In a remarkable piece of reporting for The New York Times last week, Nicholas Confessore, Sarah Cohen and Karen Yourish shed some light on the fattest of fat-cat donors through the first two quarters of this year. Their analysis found that just 358 families, and the corporations they controlled, donated well over half of the money in this election cycle, mostly through Super PACs, and “the vast majority” of that cash went to Republicans.

The reporters focused in on the top 158 families, who donated a whopping $176 million through June. These mega-donors, according to The Times, are “overwhelmingly white, rich, older and male,” and 138 of them are conservative, “contributing tens of millions of dollars to support Republican candidates who have pledged to pare regulations; cut taxes on income, capital gains and inheritances; and shrink entitlement programs.”

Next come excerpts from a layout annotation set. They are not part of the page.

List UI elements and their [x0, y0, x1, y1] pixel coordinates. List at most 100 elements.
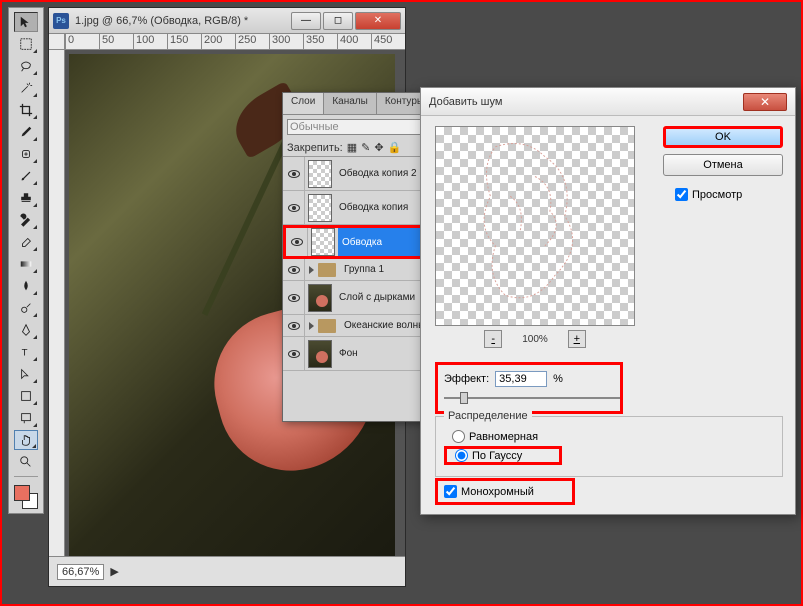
layer-name[interactable]: Фон — [335, 337, 427, 370]
preview-box[interactable] — [435, 126, 635, 326]
layers-panel[interactable]: Слои Каналы Контуры Обычные Закрепить: ▦… — [282, 92, 428, 422]
blur-tool[interactable] — [14, 276, 38, 296]
effect-slider[interactable] — [444, 391, 620, 405]
layer-thumbnail[interactable] — [308, 160, 332, 188]
lock-transparency-icon[interactable]: ▦ — [347, 141, 357, 154]
gaussian-radio-row[interactable]: По Гауссу — [444, 446, 562, 465]
layer-row[interactable]: Слой с дырками — [283, 281, 427, 315]
panel-tabs: Слои Каналы Контуры — [283, 93, 427, 115]
zoom-in-button[interactable]: + — [568, 330, 586, 348]
layer-name[interactable]: Обводка — [338, 228, 424, 256]
lock-pixels-icon[interactable]: ✎ — [361, 141, 370, 154]
svg-text:T: T — [22, 348, 28, 359]
effect-input[interactable] — [495, 371, 547, 387]
layer-row[interactable]: Океанские волны — [283, 315, 427, 337]
monochrome-checkbox-row[interactable]: Монохромный — [435, 478, 575, 505]
foreground-color[interactable] — [14, 485, 30, 501]
effect-label: Эффект: — [444, 373, 489, 385]
preview-checkbox[interactable] — [675, 188, 688, 201]
zoom-out-button[interactable]: - — [484, 330, 502, 348]
layer-name[interactable]: Обводка копия — [335, 191, 427, 224]
visibility-toggle[interactable] — [283, 191, 305, 224]
dialog-close-button[interactable]: ✕ — [743, 93, 787, 111]
distribution-legend: Распределение — [444, 410, 532, 422]
maximize-button[interactable]: ◻ — [323, 12, 353, 30]
zoom-tool[interactable] — [14, 452, 38, 472]
layer-thumbnail[interactable] — [308, 340, 332, 368]
visibility-toggle[interactable] — [283, 281, 305, 314]
eyedropper-tool[interactable] — [14, 122, 38, 142]
lock-row: Закрепить: ▦ ✎ ✥ 🔒 — [283, 139, 427, 157]
uniform-radio[interactable] — [452, 430, 465, 443]
dialog-titlebar[interactable]: Добавить шум ✕ — [421, 88, 795, 116]
ruler-vertical — [49, 50, 65, 556]
app-icon: Ps — [53, 13, 69, 29]
blend-mode-select[interactable]: Обычные — [287, 119, 423, 135]
dodge-tool[interactable] — [14, 298, 38, 318]
layer-row[interactable]: Фон — [283, 337, 427, 371]
preview-checkbox-row[interactable]: Просмотр — [663, 188, 783, 201]
layer-name[interactable]: Океанские волны — [340, 315, 427, 336]
layer-row[interactable]: Группа 1 — [283, 259, 427, 281]
wand-tool[interactable] — [14, 78, 38, 98]
layer-name[interactable]: Слой с дырками — [335, 281, 427, 314]
eraser-tool[interactable] — [14, 232, 38, 252]
distribution-group: Распределение Равномерная По Гауссу — [435, 416, 783, 477]
uniform-radio-row[interactable]: Равномерная — [444, 430, 774, 443]
effect-group: Эффект: % — [435, 362, 623, 414]
path-select-tool[interactable] — [14, 364, 38, 384]
minimize-button[interactable]: — — [291, 12, 321, 30]
visibility-toggle[interactable] — [286, 228, 308, 256]
layer-row[interactable]: Обводка копия 2 — [283, 157, 427, 191]
slider-thumb[interactable] — [460, 392, 468, 404]
crop-tool[interactable] — [14, 100, 38, 120]
monochrome-checkbox[interactable] — [444, 485, 457, 498]
type-tool[interactable]: T — [14, 342, 38, 362]
color-swatches[interactable] — [14, 485, 38, 509]
layer-row[interactable]: Обводка копия — [283, 191, 427, 225]
tab-layers[interactable]: Слои — [283, 93, 324, 114]
stamp-tool[interactable] — [14, 188, 38, 208]
lock-all-icon[interactable]: 🔒 — [388, 141, 402, 154]
notes-tool[interactable] — [14, 408, 38, 428]
layer-thumbnail[interactable] — [308, 284, 332, 312]
ruler-horizontal: 050100150200250300350400450 — [49, 34, 405, 50]
preview-label: Просмотр — [692, 189, 742, 201]
preview-zoom-controls: - 100% + — [435, 330, 635, 348]
history-brush-tool[interactable] — [14, 210, 38, 230]
lock-position-icon[interactable]: ✥ — [374, 141, 383, 154]
marquee-tool[interactable] — [14, 34, 38, 54]
visibility-toggle[interactable] — [283, 259, 305, 280]
brush-tool[interactable] — [14, 166, 38, 186]
zoom-level[interactable]: 66,67% — [57, 564, 104, 580]
zoom-percent: 100% — [522, 334, 548, 345]
hand-tool[interactable] — [14, 430, 38, 450]
lasso-tool[interactable] — [14, 56, 38, 76]
layer-name[interactable]: Группа 1 — [340, 259, 427, 280]
status-arrow[interactable]: ▶ — [110, 565, 118, 578]
document-titlebar[interactable]: Ps 1.jpg @ 66,7% (Обводка, RGB/8) * — ◻ … — [49, 8, 405, 34]
layer-name[interactable]: Обводка копия 2 — [335, 157, 427, 190]
layer-thumbnail[interactable] — [311, 228, 335, 256]
move-tool[interactable] — [14, 12, 38, 32]
monochrome-label: Монохромный — [461, 486, 534, 498]
close-button[interactable]: ✕ — [355, 12, 401, 30]
tab-channels[interactable]: Каналы — [324, 93, 377, 114]
layer-row[interactable]: Обводка — [283, 225, 427, 259]
pen-tool[interactable] — [14, 320, 38, 340]
visibility-toggle[interactable] — [283, 315, 305, 336]
dialog-title: Добавить шум — [429, 96, 743, 108]
healing-tool[interactable] — [14, 144, 38, 164]
lock-label: Закрепить: — [287, 142, 343, 154]
cancel-button[interactable]: Отмена — [663, 154, 783, 176]
status-bar: 66,67% ▶ — [49, 556, 405, 586]
document-title: 1.jpg @ 66,7% (Обводка, RGB/8) * — [75, 15, 291, 27]
shape-tool[interactable] — [14, 386, 38, 406]
gradient-tool[interactable] — [14, 254, 38, 274]
layers-list: Обводка копия 2Обводка копия Обводка Групп… — [283, 157, 427, 371]
visibility-toggle[interactable] — [283, 157, 305, 190]
layer-thumbnail[interactable] — [308, 194, 332, 222]
visibility-toggle[interactable] — [283, 337, 305, 370]
ok-button[interactable]: OK — [663, 126, 783, 148]
gaussian-radio[interactable] — [455, 449, 468, 462]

If this trend continues through the 2016 cycle—with Democrats leading the GOP in direct campaign contributions while a relatively small number of large donors fund Republican Super PACs—it will set up an interesting dynamic. Super PACs can raise vast sums of money without disclosing their donors, but they also come with certain disadvantages for a campaign. While the rules against campaigns coordinating with their outside groups are hardly being enforced, the PACs can’t pay for campaign infrastructure—things like staff, offices, or a candidate’s travel. Wisconsin Governor Scott Walker learned this lesson the hard way, dropping out of the race with little money in his campaign coffers, although his goofily named Unintimidated PAC had raised $20 million, second only to Jeb Bush’s.

And while they can blanket the airwaves with ads, broadcast media also charge Super PACs a premium for advertising time, sometimes getting up to four times as much as they did from campaigns directly during the 2012 cycle, according to Bloomberg Business.

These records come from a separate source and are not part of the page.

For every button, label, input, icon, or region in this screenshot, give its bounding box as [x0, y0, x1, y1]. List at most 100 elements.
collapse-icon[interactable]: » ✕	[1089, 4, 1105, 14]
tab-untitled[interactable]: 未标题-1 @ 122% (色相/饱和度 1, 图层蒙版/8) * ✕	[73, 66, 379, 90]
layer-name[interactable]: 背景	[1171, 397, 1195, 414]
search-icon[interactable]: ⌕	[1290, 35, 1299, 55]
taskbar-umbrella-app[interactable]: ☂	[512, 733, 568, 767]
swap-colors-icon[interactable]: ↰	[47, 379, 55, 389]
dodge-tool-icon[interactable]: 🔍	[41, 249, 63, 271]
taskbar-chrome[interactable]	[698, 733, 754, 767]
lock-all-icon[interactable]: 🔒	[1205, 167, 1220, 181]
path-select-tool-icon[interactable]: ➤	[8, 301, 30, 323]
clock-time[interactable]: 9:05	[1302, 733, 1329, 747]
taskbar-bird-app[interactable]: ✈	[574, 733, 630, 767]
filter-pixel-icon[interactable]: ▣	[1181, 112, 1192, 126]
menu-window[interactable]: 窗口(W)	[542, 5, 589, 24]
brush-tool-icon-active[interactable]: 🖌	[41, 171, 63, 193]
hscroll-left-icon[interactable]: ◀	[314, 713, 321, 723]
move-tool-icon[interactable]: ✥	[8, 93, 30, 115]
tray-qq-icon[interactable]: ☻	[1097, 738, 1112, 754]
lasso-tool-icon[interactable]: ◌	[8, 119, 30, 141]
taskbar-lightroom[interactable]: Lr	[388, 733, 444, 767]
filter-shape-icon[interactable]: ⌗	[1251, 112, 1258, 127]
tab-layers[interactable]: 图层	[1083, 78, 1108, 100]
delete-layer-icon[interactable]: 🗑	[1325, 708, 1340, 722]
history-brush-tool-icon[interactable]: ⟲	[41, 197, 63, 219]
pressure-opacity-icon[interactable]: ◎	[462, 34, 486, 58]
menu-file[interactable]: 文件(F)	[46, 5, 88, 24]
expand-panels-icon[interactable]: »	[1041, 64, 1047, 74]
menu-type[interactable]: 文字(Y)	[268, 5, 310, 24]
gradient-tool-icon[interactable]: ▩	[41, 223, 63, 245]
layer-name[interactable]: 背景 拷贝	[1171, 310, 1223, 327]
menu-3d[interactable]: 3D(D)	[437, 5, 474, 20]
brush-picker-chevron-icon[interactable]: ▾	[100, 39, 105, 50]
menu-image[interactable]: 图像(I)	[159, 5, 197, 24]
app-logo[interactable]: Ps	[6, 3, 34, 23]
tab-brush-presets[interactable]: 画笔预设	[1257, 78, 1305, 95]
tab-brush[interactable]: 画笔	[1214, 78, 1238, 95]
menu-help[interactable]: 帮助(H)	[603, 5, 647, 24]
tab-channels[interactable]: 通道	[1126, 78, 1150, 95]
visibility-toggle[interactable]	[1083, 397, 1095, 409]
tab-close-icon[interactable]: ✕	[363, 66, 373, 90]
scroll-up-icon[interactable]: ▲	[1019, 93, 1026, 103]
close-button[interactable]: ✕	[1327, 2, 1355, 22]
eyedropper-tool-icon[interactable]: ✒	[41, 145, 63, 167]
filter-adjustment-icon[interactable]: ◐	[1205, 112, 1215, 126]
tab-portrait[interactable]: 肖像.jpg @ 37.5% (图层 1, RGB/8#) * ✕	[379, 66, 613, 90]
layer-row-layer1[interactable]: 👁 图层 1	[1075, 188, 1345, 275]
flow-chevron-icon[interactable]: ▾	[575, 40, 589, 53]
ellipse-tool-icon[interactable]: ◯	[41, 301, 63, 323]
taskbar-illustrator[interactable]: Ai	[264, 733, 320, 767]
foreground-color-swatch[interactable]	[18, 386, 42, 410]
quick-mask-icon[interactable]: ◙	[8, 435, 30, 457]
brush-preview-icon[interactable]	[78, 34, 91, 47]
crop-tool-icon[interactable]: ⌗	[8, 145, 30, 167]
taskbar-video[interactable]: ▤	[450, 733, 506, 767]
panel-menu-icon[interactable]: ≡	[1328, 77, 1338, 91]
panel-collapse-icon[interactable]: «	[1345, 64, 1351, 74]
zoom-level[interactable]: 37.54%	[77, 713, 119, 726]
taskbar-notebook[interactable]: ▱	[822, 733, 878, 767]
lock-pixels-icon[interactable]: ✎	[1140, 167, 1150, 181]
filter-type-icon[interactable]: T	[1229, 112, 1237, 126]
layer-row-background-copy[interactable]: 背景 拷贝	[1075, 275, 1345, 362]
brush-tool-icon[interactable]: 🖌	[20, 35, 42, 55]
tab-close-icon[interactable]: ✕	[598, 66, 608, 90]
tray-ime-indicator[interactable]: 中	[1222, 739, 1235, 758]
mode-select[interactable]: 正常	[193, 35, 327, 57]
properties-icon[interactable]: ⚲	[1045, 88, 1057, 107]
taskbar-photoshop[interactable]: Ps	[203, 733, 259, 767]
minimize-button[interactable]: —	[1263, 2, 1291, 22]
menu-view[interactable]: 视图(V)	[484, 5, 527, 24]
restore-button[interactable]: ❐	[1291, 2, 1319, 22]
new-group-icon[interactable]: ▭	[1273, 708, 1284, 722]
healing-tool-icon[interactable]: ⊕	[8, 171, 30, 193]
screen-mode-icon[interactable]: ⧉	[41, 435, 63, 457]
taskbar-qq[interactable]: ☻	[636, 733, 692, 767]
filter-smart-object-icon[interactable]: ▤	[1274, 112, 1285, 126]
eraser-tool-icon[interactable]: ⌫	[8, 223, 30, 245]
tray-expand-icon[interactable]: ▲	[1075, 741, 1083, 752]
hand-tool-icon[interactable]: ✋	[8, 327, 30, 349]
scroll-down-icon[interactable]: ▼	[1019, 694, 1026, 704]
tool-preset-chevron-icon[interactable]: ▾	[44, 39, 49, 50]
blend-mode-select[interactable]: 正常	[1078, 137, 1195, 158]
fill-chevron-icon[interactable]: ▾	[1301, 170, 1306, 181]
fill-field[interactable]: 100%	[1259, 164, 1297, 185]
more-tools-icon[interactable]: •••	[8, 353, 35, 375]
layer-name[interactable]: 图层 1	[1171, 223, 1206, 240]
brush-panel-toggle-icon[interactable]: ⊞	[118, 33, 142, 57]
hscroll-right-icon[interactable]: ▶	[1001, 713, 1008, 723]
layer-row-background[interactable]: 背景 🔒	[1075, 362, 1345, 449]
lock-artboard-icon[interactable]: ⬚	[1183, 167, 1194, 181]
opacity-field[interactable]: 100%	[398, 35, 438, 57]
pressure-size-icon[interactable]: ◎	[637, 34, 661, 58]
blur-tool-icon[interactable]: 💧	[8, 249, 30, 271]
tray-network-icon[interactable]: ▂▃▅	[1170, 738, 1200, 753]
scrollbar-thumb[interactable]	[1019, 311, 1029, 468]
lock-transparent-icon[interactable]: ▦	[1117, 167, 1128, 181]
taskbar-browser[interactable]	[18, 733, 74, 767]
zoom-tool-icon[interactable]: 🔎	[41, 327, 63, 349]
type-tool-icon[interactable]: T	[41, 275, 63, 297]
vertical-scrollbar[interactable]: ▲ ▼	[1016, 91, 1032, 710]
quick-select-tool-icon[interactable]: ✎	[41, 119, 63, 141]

It will be interesting to see whether these trends persist as we get closer to actual votes’ being cast. Did Hillary Clinton’s strong performance in last week’s debate soothe jittery donors enough to for her to regain the fundraising lead she enjoyed in the second quarter, or will her maxed-out donors prove to be a drag on her numbers? Will the GOP field shrink, and the remaining candidates get a boost in direct fundraising, or will they continue to be kept afloat with a boatload of Super PAC money? We’ll know the answers in February.